LANGUAGE: SEEN _______ HEARD ______ SPOKEN______
Audra Wolowiec
currently based in Brooklyn, NY
( )
http://bombmagazine.org/article/748097/audra-wolowiec
“As the parentheses in the show’s title suggest, the exhibition placed the in-between spaces in spoken and written language at its center. How do we read ( )? As silence? Parentheses? Space? Breath? A gap? Wolowiec is not presenting conclusions. She is inviting the viewer to investigate the ineffable.”
Okay I’m still trying to wrap my mind around this one , but what I like is how it makes you re- look at the way we translate text we see into the sound we make. Again questioning the meaning that comes with sound and the visual that evoke sound.
I was telling Michael all these without having any solid ideas, at the end of my babbling, he asked me to look at the brief (oh ya the brief oh shit)
“Don’t think too much” he said ” Just find the object “
“Okay” I replied ” I’ll think about it”
Idea 1: My Sound is Emo
Object: Printing Press (Found in 2D room)
How do we express in sound without words?
A cry? A scream? A sniff? A sigh? A laugh? What if we use sounds that are even more raw, sound that had less association or labels to them, what do they express?
Just like mark making, sound making can be used to express emotions. In this project the intention is to use printing press as a medium to create sound using different found materials.
The found materials will be made into a “music score sheets” in forms of a cardboard, zip lock bag or a box (description of examples on next page) and sent through the printing press to generate sound.
Each given “score” will have number at the top corners which indicates the size of the gap that the “score” should pass through.
( Removable margin will be marked on the printing press for more precise adjustment)
Other than using a single material in response to a specific emotion, different materials can also be used together to create a composed piece.
The aim, is not to showcase the scores made by the artist. The examples given merely serve as stimuli to open up more possibility of sound for the audience to create on their own.
By re-contextualise the sound heard in our everyday life, and realising their expressive quality, this project aims to heighten our awareness to the sound in the surrounding environment, and the quality of different sound in a playful and explorative way.
Examples of “Music score”:
Annoyed: two sand paper with the rough side facing each other
Disgusted: two metal sheets with loose clay particles in between
Distracted: pill box, with small magnets in each compartment, as it pass through the metal printing press, the magnet will (hopefully) create a “spontaneous percussion”
Fear: a plastic bag with raw, moist meat inside (NOPE MICHAEL SAID NO MISSION ABORT)

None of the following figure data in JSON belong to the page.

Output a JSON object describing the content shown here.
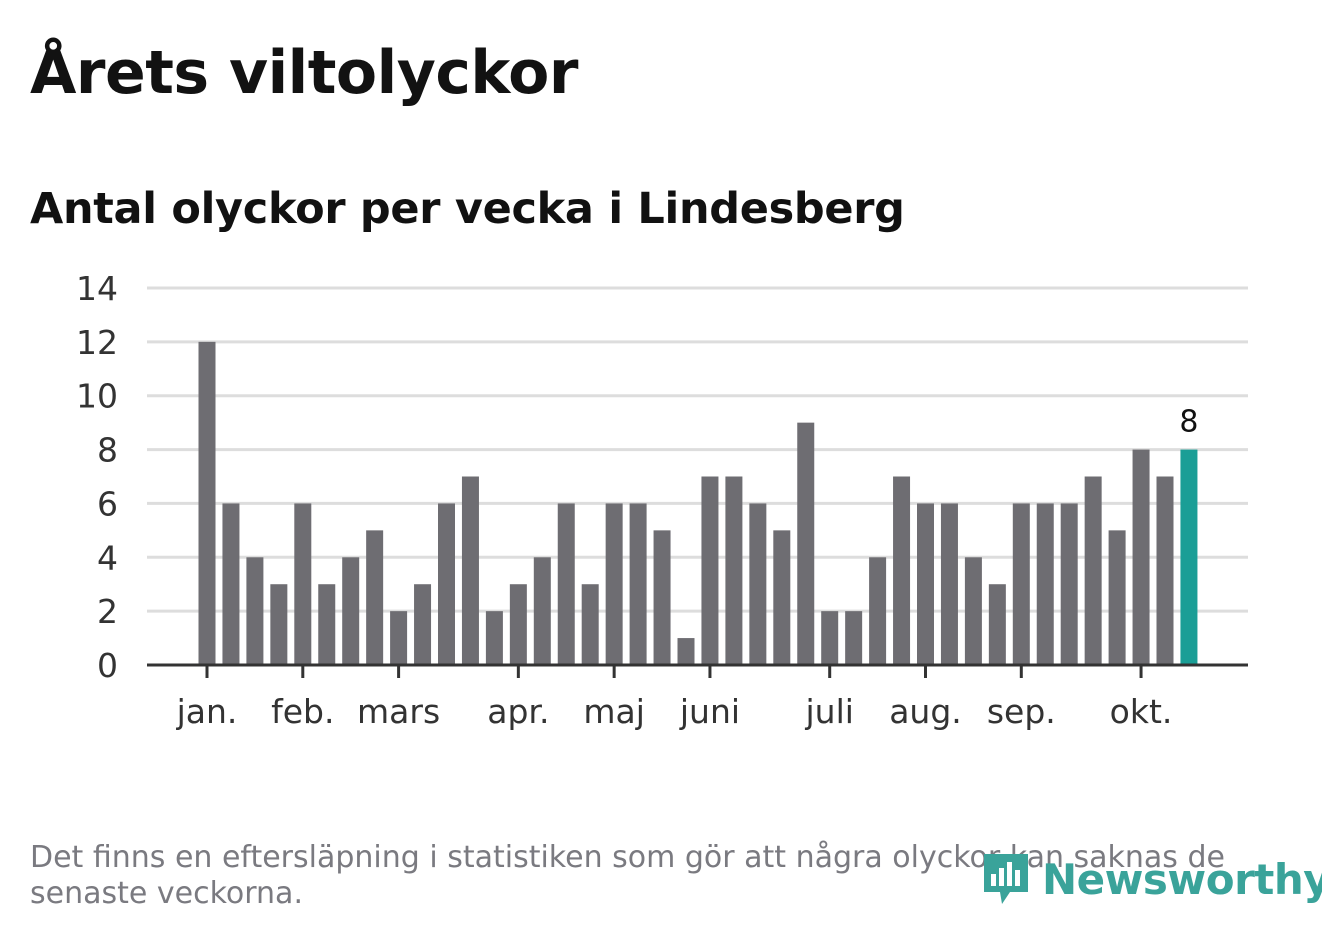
{
  "title": "Årets viltolyckor",
  "subtitle": "Antal olyckor per vecka i Lindesberg",
  "footnote": "Det finns en eftersläpning i statistiken som gör att några olyckor kan saknas de senaste veckorna.",
  "logo": {
    "text": "Newsworthy",
    "icon": "newsworthy-chart-icon"
  },
  "colors": {
    "bar": "#6e6d72",
    "highlight": "#1a9e96",
    "grid": "#dddddd",
    "axis": "#333333"
  },
  "chart_data": {
    "type": "bar",
    "title": "Antal olyckor per vecka i Lindesberg",
    "xlabel": "",
    "ylabel": "",
    "ylim": [
      0,
      14
    ],
    "yticks": [
      0,
      2,
      4,
      6,
      8,
      10,
      12,
      14
    ],
    "grid": true,
    "values": [
      12,
      6,
      4,
      3,
      6,
      3,
      4,
      5,
      2,
      3,
      6,
      7,
      2,
      3,
      4,
      6,
      3,
      6,
      6,
      5,
      1,
      7,
      7,
      6,
      5,
      9,
      2,
      2,
      4,
      7,
      6,
      6,
      4,
      3,
      6,
      6,
      6,
      7,
      5,
      8,
      7,
      8
    ],
    "highlight_index": 41,
    "highlight_label": "8",
    "month_ticks": [
      {
        "label": "jan.",
        "index": 0
      },
      {
        "label": "feb.",
        "index": 4
      },
      {
        "label": "mars",
        "index": 8
      },
      {
        "label": "apr.",
        "index": 13
      },
      {
        "label": "maj",
        "index": 17
      },
      {
        "label": "juni",
        "index": 21
      },
      {
        "label": "juli",
        "index": 26
      },
      {
        "label": "aug.",
        "index": 30
      },
      {
        "label": "sep.",
        "index": 34
      },
      {
        "label": "okt.",
        "index": 39
      }
    ]
  }
}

Despair: bamboo sticks ( bending and cracking of the stick)
Terms &conditions
The audience should feel free to use any found materials to make a “score sheet” to produce their own sound. (After all, the association between sound and emotions can be quite subjective) under the condition that :
- The music score sheet should not damage the printing press,
- The materials should be contained within the score sheet (no loose pieces dropping out)
- No living thing (or part of it) should be sent through the printing press
Safety precaution:
- The metal parts which will come in contact with the “score sheets” will be covered in metal sheets to prevent any potential scratching/ damage of the machine.
- Warning labels will be placed to prevent audience from reaching their hands into the gap of the printing press.
For a very very long time we didn’t talk to each other, and when we meet again it’s as if we’ve lost the secret code that we never had.
She talks to me in words but they disintegrate before reaching my brain. I reply in noises, hoping that she will understand.